Identification roles of NFE2L3 in digestive system cancers

Abstract

Background: Morbidity and mortality rates of Digestive System Cancers (DSC) continue to pose human lives and health. Nuclear factor erythroid 2-like protein 3 (NFE2L3) is aberrantly expressed in DSC. This study aimed to explore the clinical value and underlying mechanisms of NFE2L3 as a novel biomarker in DSC.

Methods: We utilized data from databases and clinical gastric cancer specimens to validate the aberrant expression level of NFE2L3 and further assessed the clinical value of NFE2L3. To investigate the potential molecular mechanism of NFE2L3, we analyzed the correlation of NFE2L3 with immune molecular mechanisms, constructed PPI network, performed GO analysis and KEGG analysis, and finally explored the biological function of NFE2L3 in gastric cancer cells.

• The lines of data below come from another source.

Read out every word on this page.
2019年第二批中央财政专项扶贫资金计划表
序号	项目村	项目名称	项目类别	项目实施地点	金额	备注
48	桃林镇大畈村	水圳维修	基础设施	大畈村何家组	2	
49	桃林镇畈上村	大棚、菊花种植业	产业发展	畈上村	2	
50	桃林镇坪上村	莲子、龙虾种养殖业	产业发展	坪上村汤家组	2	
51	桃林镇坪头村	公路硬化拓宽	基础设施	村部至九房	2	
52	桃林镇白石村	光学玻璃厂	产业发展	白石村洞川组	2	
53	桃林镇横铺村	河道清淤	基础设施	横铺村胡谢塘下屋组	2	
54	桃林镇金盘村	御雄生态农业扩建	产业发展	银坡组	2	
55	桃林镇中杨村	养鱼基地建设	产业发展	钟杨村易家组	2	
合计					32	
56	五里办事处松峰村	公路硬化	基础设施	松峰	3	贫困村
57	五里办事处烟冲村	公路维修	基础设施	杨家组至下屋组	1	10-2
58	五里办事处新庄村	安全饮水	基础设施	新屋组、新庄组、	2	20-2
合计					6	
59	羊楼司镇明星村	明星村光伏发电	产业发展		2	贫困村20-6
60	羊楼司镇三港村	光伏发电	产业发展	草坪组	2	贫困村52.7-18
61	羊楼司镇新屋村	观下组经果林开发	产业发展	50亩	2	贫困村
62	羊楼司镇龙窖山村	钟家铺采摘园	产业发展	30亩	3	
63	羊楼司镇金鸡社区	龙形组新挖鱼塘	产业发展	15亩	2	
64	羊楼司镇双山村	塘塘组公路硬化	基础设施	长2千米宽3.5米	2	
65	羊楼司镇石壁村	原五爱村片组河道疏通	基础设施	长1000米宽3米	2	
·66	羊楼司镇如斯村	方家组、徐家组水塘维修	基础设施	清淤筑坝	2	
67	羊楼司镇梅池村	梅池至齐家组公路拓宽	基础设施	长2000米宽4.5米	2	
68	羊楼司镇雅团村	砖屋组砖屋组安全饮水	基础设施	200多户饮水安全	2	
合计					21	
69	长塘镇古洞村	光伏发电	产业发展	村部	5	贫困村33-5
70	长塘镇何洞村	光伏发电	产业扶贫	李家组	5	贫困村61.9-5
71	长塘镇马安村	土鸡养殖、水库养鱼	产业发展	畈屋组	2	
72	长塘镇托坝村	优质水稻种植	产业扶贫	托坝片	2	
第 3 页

Results: NFE2L3 expression is up-regulated in DSC and has both prognostic and diagnostic value. NFE2L3 correlates with various immune mechanisms, PPI network suggests proteins interacting with NFE2L3, GSEA analysis suggests potential molecular mechanisms for NFE2L3 to play a role in cancer promotion, and in vitro cellular experiments also confirmed the effect of NFE2L3 on the biological function of gastric cancer cells.

Conclusion: Our study confirms the aberrant expression and molecular mechanisms of NFE2L3 in DSC, indicating that NFE2L3 could serve as a novel biomarker for diagnosis and prognosis of DSC.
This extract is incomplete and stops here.